Эмануэль Краковский сгорал со стыда, когда укладывал вещи на ручную тележку, стоявшую во дворе. Он не подымал глаз, зная, что за каждым его движением следят жильцы, которые по распоряжению властей еще оставались на месте. С любопытством поглядывали они на выселенные семьи, и, казалось, им было известно нечто большее об их судьбе: те, кто

только смотрит

, всегда видят и знают больше.

Не одни Краковские покидали свою квартиру, только из одного их дома на Крулевской сегодня выезжало пять семей, а следующие пять должны были съехать завтра. Переселение евреев в северную часть города носило массовый характер. Улицы были запружены потоками ручных тележек, повозок, рикш, груженных узлами и красными перинами. Расставленные вдоль тротуаров эсэсовцы пропускали эту лавину, одни — с тупым, остекленевшим взглядом, другие — ухмыляясь и сжимая в руках хлысты. Приказ гитлеровских властей подхватывал еврейские семьи, точно стрела подъемного крана кипы тряпья, чтобы сгрудить в тесноте специально отведенного для них района, который уже тогда назывался

бандитским

или

Мексикой

.

Вопреки ожиданиям большинство семей, разбросанных по городу, весть о переселении приняло с облегчением. С тех пор как после сентябрьского поражения началось господство фашистов, каждый выход на улицу в кварталах со смешанным населением стал мукой. В окнах трамваев, витринах магазинов, на стенах домов и рекламных щитах — всюду щерились омерзительно-гнусные антисемитские карикатуры. В кварталах со смешанным населением бесчинствовали и отечественные фашисты, которые били и грабили при любом удобном случае. Обособленный район гарантирует относительную безопасность, спасет от произвола первого попавшегося солдата или хулигана — такие слухи распускали немцы с пропагандистскими целями среди своих жертв. И они, переступившие порог второй мировой войны с политическим кругозором не шире, чем у ребенка, поверили этому. Только потом им стало ясно, что враг стремился сломить их морально, а в изоляции,

за стенами, в гетто, в Мексике

2

Двадцать два года исполнилось Эмануэлю в тот день, когда он шагал за ручной тележкой, на которую были погружены пожитки Краковских. Рядом шел его отец, Яша Краковский.
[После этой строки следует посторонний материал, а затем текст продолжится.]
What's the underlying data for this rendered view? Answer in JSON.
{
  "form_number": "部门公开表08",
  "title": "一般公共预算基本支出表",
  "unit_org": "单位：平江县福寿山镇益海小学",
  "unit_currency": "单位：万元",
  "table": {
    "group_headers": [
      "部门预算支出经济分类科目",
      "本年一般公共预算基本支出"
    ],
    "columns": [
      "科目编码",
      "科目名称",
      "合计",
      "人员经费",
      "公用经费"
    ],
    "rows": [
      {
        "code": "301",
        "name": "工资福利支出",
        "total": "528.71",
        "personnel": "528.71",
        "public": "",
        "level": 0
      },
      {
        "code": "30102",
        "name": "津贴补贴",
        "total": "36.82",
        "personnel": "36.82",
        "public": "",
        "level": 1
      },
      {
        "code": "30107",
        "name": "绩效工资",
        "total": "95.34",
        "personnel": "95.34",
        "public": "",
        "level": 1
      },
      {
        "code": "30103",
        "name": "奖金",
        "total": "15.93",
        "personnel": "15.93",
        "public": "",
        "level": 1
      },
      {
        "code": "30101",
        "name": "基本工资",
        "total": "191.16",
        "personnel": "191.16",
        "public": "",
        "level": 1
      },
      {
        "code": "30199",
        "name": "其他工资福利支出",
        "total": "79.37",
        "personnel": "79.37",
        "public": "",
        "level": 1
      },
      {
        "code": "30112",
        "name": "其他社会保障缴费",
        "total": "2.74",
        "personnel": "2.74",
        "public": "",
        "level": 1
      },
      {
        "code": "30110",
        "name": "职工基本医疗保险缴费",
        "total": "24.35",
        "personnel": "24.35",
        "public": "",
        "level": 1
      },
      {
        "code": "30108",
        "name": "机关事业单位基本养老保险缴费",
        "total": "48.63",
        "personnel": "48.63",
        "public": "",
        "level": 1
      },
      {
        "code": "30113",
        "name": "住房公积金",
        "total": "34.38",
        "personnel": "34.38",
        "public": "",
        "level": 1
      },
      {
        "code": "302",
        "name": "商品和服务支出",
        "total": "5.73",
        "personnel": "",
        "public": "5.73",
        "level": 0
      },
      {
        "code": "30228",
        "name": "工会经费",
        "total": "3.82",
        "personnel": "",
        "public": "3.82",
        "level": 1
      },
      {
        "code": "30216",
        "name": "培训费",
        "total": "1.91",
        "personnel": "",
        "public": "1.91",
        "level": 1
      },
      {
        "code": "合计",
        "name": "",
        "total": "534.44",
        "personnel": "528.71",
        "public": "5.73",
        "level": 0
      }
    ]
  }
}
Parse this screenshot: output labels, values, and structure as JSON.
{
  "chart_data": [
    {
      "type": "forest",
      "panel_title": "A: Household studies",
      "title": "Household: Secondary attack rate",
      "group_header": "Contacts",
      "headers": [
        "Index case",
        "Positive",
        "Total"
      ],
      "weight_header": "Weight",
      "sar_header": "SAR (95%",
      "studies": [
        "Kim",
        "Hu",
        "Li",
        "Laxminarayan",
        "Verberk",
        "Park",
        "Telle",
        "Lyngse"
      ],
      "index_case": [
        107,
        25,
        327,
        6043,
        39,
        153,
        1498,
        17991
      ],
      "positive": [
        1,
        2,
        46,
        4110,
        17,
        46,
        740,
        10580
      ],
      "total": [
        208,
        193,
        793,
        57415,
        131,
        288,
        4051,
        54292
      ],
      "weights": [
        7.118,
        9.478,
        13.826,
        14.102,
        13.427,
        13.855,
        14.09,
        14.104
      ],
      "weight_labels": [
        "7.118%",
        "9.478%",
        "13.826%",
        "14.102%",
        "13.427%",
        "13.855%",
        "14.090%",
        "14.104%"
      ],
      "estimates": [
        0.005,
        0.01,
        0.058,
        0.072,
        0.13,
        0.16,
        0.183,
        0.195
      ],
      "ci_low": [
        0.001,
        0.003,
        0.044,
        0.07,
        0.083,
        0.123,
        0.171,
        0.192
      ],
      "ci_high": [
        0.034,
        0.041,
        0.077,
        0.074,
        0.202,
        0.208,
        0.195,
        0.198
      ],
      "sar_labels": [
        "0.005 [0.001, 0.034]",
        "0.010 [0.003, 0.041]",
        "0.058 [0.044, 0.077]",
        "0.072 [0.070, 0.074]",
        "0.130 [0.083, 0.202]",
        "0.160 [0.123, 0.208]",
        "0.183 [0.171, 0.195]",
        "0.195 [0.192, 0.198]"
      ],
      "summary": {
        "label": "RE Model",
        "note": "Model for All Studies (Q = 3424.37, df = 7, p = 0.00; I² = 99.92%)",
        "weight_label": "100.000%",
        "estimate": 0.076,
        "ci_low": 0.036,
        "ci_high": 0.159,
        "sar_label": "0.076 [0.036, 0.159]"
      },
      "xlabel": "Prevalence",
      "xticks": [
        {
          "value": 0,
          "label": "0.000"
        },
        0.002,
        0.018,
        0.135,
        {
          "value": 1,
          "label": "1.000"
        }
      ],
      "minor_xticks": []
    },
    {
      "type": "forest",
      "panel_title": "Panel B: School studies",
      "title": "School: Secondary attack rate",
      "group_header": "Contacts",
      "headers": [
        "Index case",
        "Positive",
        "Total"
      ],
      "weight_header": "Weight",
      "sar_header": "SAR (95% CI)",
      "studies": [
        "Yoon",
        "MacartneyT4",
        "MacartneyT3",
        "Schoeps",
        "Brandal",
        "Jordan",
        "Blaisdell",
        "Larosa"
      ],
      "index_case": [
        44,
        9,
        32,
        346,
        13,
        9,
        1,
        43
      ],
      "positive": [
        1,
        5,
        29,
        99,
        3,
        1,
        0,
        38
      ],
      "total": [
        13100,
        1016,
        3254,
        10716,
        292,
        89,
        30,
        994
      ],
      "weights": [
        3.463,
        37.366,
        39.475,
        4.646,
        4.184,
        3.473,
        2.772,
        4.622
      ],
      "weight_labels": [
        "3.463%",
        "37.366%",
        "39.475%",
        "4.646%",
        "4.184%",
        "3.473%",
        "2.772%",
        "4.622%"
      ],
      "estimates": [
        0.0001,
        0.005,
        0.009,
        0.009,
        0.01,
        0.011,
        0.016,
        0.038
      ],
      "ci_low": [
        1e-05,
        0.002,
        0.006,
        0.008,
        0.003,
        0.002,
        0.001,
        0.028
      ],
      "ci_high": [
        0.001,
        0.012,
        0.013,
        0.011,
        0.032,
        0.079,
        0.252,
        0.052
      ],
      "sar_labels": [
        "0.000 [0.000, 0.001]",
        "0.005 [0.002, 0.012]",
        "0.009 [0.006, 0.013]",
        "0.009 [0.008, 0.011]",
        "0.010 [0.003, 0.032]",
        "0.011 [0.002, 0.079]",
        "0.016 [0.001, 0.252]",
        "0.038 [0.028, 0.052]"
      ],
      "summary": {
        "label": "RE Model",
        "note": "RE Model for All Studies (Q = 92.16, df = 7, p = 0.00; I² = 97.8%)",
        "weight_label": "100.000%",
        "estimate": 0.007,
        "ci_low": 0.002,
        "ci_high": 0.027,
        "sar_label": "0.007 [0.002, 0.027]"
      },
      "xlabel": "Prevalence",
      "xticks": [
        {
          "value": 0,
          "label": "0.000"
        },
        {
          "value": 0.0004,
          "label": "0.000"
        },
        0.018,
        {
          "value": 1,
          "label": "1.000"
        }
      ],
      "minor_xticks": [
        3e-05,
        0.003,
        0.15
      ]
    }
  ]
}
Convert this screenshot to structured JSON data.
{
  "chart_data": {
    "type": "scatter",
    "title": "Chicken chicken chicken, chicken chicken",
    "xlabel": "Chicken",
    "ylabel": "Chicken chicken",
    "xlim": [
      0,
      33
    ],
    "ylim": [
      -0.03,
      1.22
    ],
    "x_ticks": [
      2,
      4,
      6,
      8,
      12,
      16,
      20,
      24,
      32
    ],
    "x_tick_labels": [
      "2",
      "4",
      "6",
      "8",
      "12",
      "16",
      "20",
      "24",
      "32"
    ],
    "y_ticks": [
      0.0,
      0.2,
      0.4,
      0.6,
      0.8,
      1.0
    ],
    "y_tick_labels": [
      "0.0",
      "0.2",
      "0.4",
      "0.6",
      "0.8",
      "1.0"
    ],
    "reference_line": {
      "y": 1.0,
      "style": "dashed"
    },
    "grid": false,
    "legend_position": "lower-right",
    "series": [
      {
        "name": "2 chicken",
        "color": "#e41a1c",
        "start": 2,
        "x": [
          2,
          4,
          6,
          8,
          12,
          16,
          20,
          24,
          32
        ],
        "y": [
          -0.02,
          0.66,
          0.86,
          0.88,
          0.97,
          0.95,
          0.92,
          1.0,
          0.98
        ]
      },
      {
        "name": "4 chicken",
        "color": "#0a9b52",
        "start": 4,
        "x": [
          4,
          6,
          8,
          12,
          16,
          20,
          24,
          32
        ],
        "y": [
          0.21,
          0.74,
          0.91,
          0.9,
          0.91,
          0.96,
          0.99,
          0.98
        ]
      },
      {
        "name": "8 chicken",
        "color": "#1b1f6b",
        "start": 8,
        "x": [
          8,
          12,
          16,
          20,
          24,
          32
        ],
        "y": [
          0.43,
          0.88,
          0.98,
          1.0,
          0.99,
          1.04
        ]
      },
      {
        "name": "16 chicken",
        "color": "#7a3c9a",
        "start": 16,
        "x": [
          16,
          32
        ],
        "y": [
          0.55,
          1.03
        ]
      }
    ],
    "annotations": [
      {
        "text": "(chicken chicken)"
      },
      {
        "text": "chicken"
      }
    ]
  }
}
Сорок лет назад Яша Краковский прибыл из глубины России в Варшаву. Царское правительство выделило евреям, изгнанным из России, «места жительства» в Королевстве Польском. Вначале Яша Краковский осел в застроенном деревянными домишками квартале на Сольце, а после женитьбы перебрался вместе с женой на Крулевскую улицу. Яша всегда походил на парнишку, как это ни странно при его сидячем образе жизни, — невысокий, хрупкого телосложения, с редкой растительностью на лице и белесыми волосиками, расчесанными на пробор. Но это был человек степенный, работавший всю жизнь до упаду, чтобы поддерживать дом на соответствующем уровне и дать образование трем своим сыновьям, из которых Эмануэль был средним. Яша Краковский был бухгалтером и, чтобы свести концы с концами, обслуживал нескольких богатых купцов на Франтишканской и Генсей, — именно там, куда теперь тянулась толпа, подгоняемая хлыстами эсэсовцев. Жизнь Яши Краковского протекала главным образом в северной части города, необычайно красочной, многолюдной, а его сыновей неудержимо влекло на юг, они избегали северных кварталов, никогда их толком не знали. В южной части города они учились, работали, искали развлечений. Эмануэль едва ли побывал дважды на Налевках, а на Маршалковской знал наизусть все вывески — от Саксонского парка до Главного вокзала.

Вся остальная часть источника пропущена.